Completion of the project is still two years off, so in the meantime NSCC has squirrelled away students at its two other SuperCity campuses, Akerley, off Main Street in Dartmouth, and the Nova Scotia Institute of Technology on Leeds Street. The college is also opening a temporary satelitte campus in downtown Halifax, around the corner from the Mountain Equipment Co-op on Granville. About 200 students in graphic design, photography, digital imaging and screen arts will move into the newly renovated 20,000 square foot space.

Tawse is excited about the new waterfront facility.
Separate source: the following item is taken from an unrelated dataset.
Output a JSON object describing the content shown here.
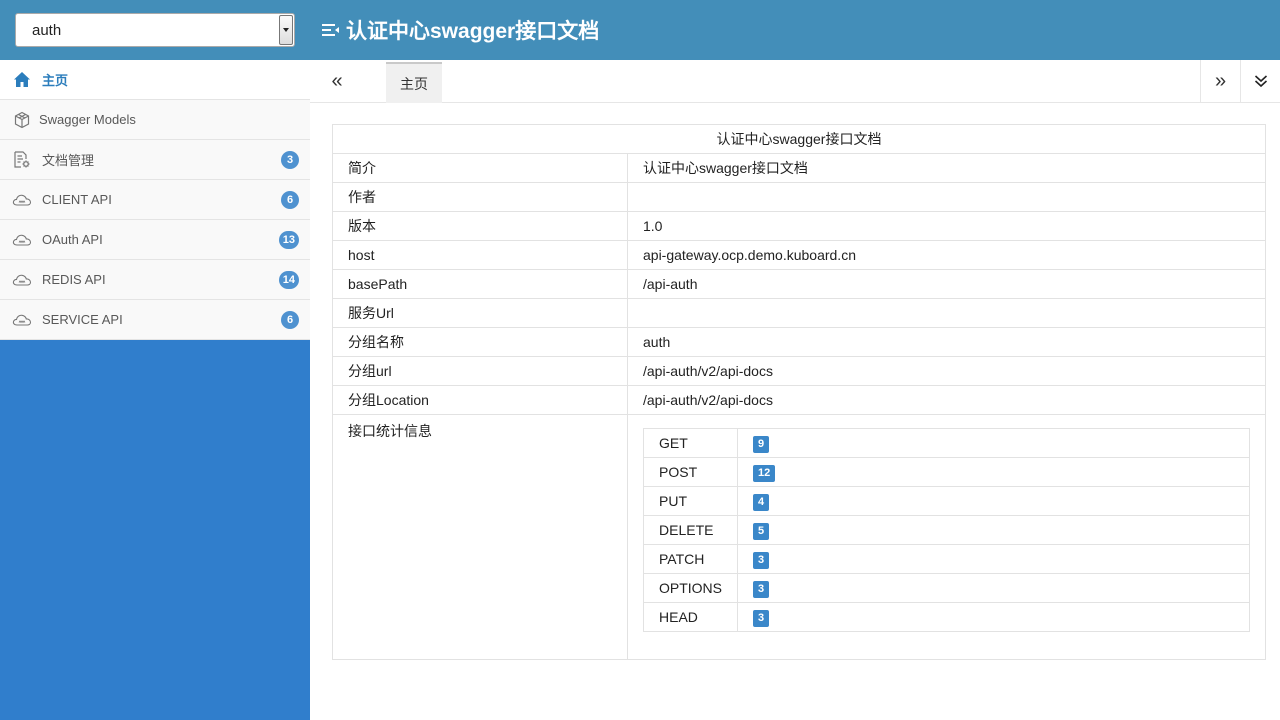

Unlike the Bell Road campus, which was built as a technical high school in the ’50s and later taken over by the college, the new building is “designed for teaching the programs that are in there. It will be a completely different environment than people will have experienced before.”

Citadel High will also present a completely different environment for peninsula teenagers. Scheduled to open its doors in September 2006, the new school will absorb the full student populations from both St. Patricks and QEH. Because of dwindling high school enrolment on the peninsula, the grand total is expected to be 1,200 students.

The local school steering team has been meeting since November 2004 to help plan for the school, but as other SuperCity communities have discovered in recent years, they just don’t build them like they used to. While both St. Pat’s (built in 1954) and QEH (built in 1941) have gymnasiums and auditoriums, the current provincial standards for new school construction dictate that Citadel High have one gymnasium and no auditorium. As if to compensate for its bare bones school building program, the province will allow for enhancements to new schools, as long as communities can pay for them themselves. So in effect, communities with the skills, time and resources to raise truckloads of cash on their own will have better schools than those without. The policy reads like a recipe for inequity in public education. But you can’t blame a community for trying.

Faced with the prospect of losing two auditoriums and a gym, a group of peninsula parents got busy, and so far they’ve been successful. After a great debate on whether or not municipal governments should be spending money on education (a provincial mandate), HRM council decided to chip in $1.8 million for a second “community” gym at the high school.

“Without a community push it would not have happened,” says Jay Lugar, chair of the fundraising team. “They were convinced it was a good thing to do and they stepped up wonderfully.” Now Lugar and team are focused on raising funds for an auditorium. “It’s going to be an awesome building. It’s going to blow everyone’s socks off. But of course we still have to finish paying for it.